It's not the constant nagging flu-like symptoms, it's not the stiffness or loss of range of motion; it's not the inability to do the things I once enjoyed doing; it's not the slow and painful fusion of my back and neck; it's not the horrible choice of either suffering pain without meds or risk infections and possibly cancer by taking meds; it's not the fear of the future and what I'll feel once I get there, if I get there; it's not that only I can tell how I feel and that others can look at me and think that everything is fine because I don't look sick or in pain; it's not that no one, except another AS sufferer, knows that AS doesn't go away, even if I have a good day.

The thing I hate most about AS is that it's like an earthquake. How?

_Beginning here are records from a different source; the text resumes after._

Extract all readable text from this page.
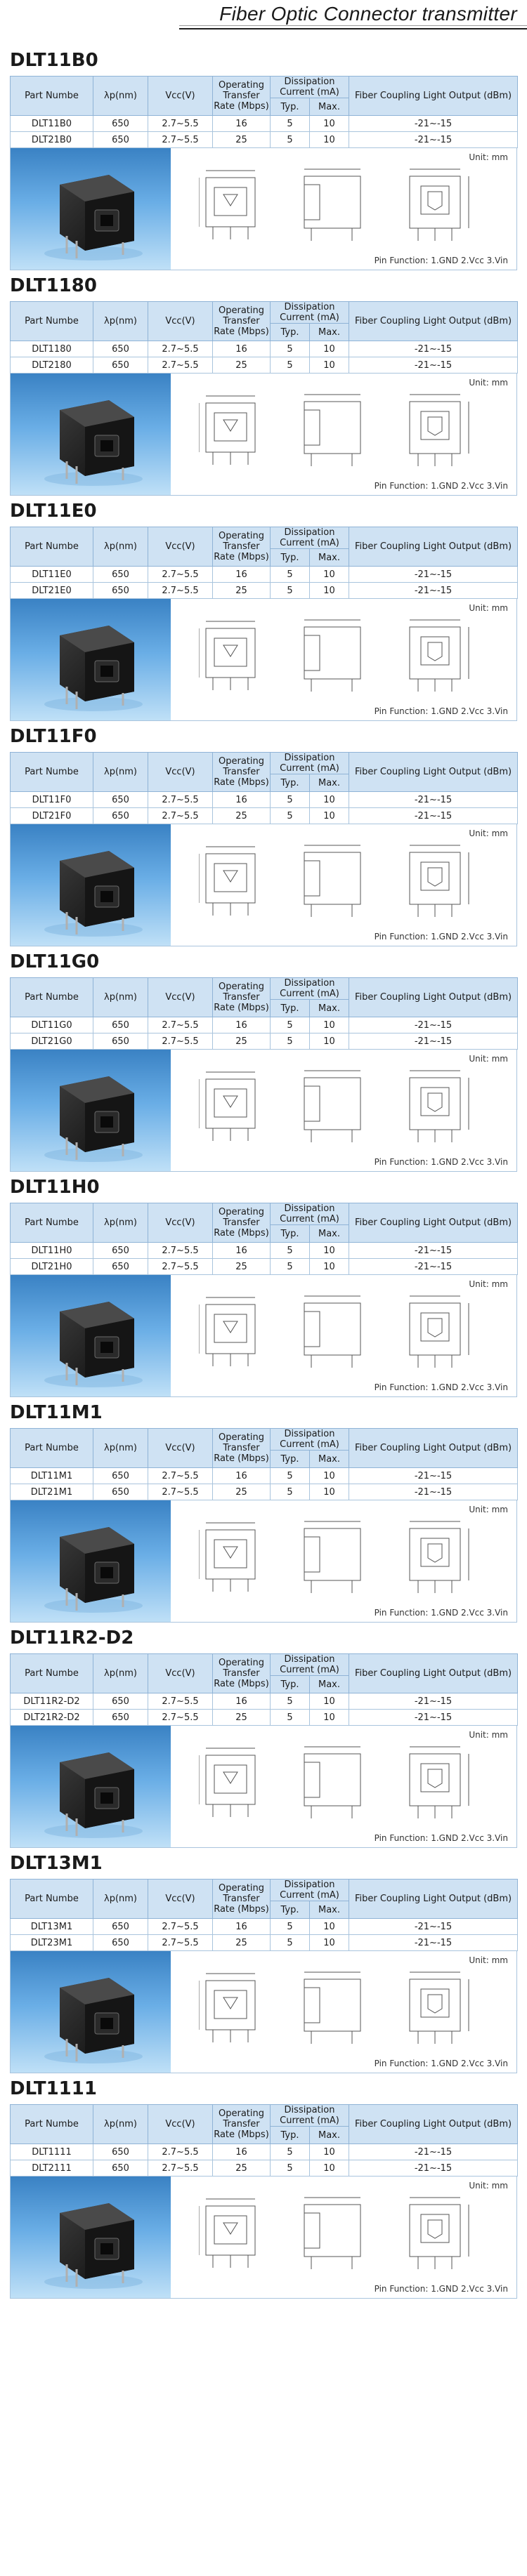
Fiber Optic Connector transmitter
DLT11B0
Part Numbe	λp(nm)	Vcc(V)	Operating Transfer Rate (Mbps)	Dissipation Current (mA)		Fiber Coupling Light Output (dBm)
				Typ.	Max.	
DLT11B0	650	2.7~5.5	16	5	10	-21~-15
DLT21B0	650	2.7~5.5	25	5	10	-21~-15
Unit: mm
Pin Function: 1.GND 2.Vcc 3.Vin
DLT1180
Part Numbe	λp(nm)	Vcc(V)	Operating Transfer Rate (Mbps)	Dissipation Current (mA)		Fiber Coupling Light Output (dBm)
				Typ.	Max.	
DLT1180	650	2.7~5.5	16	5	10	-21~-15
DLT2180	650	2.7~5.5	25	5	10	-21~-15
Unit: mm
Pin Function: 1.GND 2.Vcc 3.Vin
DLT11E0
Part Numbe	λp(nm)	Vcc(V)	Operating Transfer Rate (Mbps)	Dissipation Current (mA)		Fiber Coupling Light Output (dBm)
				Typ.	Max.	
DLT11E0	650	2.7~5.5	16	5	10	-21~-15
DLT21E0	650	2.7~5.5	25	5	10	-21~-15
Unit: mm
Pin Function: 1.GND 2.Vcc 3.Vin
DLT11F0
Part Numbe	λp(nm)	Vcc(V)	Operating Transfer Rate (Mbps)	Dissipation Current (mA)		Fiber Coupling Light Output (dBm)
				Typ.	Max.	
DLT11F0	650	2.7~5.5	16	5	10	-21~-15
DLT21F0	650	2.7~5.5	25	5	10	-21~-15
Unit: mm
Pin Function: 1.GND 2.Vcc 3.Vin
DLT11G0
Part Numbe	λp(nm)	Vcc(V)	Operating Transfer Rate (Mbps)	Dissipation Current (mA)		Fiber Coupling Light Output (dBm)
				Typ.	Max.	
DLT11G0	650	2.7~5.5	16	5	10	-21~-15
DLT21G0	650	2.7~5.5	25	5	10	-21~-15
Unit: mm
Pin Function: 1.GND 2.Vcc 3.Vin
DLT11H0
Part Numbe	λp(nm)	Vcc(V)	Operating Transfer Rate (Mbps)	Dissipation Current (mA)		Fiber Coupling Light Output (dBm)
				Typ.	Max.	
DLT11H0	650	2.7~5.5	16	5	10	-21~-15
DLT21H0	650	2.7~5.5	25	5	10	-21~-15
Unit: mm
Pin Function: 1.GND 2.Vcc 3.Vin
DLT11M1
Part Numbe	λp(nm)	Vcc(V)	Operating Transfer Rate (Mbps)	Dissipation Current (mA)		Fiber Coupling Light Output (dBm)
				Typ.	Max.	
DLT11M1	650	2.7~5.5	16	5	10	-21~-15
DLT21M1	650	2.7~5.5	25	5	10	-21~-15
Unit: mm
Pin Function: 1.GND 2.Vcc 3.Vin
DLT11R2-D2
Part Numbe	λp(nm)	Vcc(V)	Operating Transfer Rate (Mbps)	Dissipation Current (mA)		Fiber Coupling Light Output (dBm)
				Typ.	Max.	
DLT11R2-D2	650	2.7~5.5	16	5	10	-21~-15
DLT21R2-D2	650	2.7~5.5	25	5	10	-21~-15
Unit: mm
Pin Function: 1.GND 2.Vcc 3.Vin
DLT13M1
Part Numbe	λp(nm)	Vcc(V)	Operating Transfer Rate (Mbps)	Dissipation Current (mA)		Fiber Coupling Light Output (dBm)
				Typ.	Max.	
DLT13M1	650	2.7~5.5	16	5	10	-21~-15
DLT23M1	650	2.7~5.5	25	5	10	-21~-15
Unit: mm
Pin Function: 1.GND 2.Vcc 3.Vin
DLT1111
Part Numbe	λp(nm)	Vcc(V)	Operating Transfer Rate (Mbps)	Dissipation Current (mA)		Fiber Coupling Light Output (dBm)
				Typ.	Max.	
DLT1111	650	2.7~5.5	16	5	10	-21~-15
DLT2111	650	2.7~5.5	25	5	10	-21~-15
Unit: mm
Pin Function: 1.GND 2.Vcc 3.Vin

Well, I'm guessing that everytime the poor folks in California, or those who live anywhere else in the world prone to earthquakes, experience an earthquake, they might wonder if this is the big one; will the earth stop shaking, or is this the time that it keeps rumbling until their city is destroyed and their lives ruined.

Like someone waiting for the big one, I'll go through "good" periods, like this past summer, where my neck is stiff, sure, I have a bit of pain, sure, but for all intents and purposes, I feel pretty good. And then there's now: I'm in the middle of the worst flare I've ever had (I thought the last one was the worst); and now I wonder, as I'm in the most pain I've ever felt, the stiffest I've ever felt, and the most exhausted and depressed I've ever felt, if this is the big one: will this flare be with me for the rest of my life; will this be the one to take me down? Will the earth stop shaking this time, or is this the one that destroys me.

I'll keep you posted. Now it's off to yet another hot bath!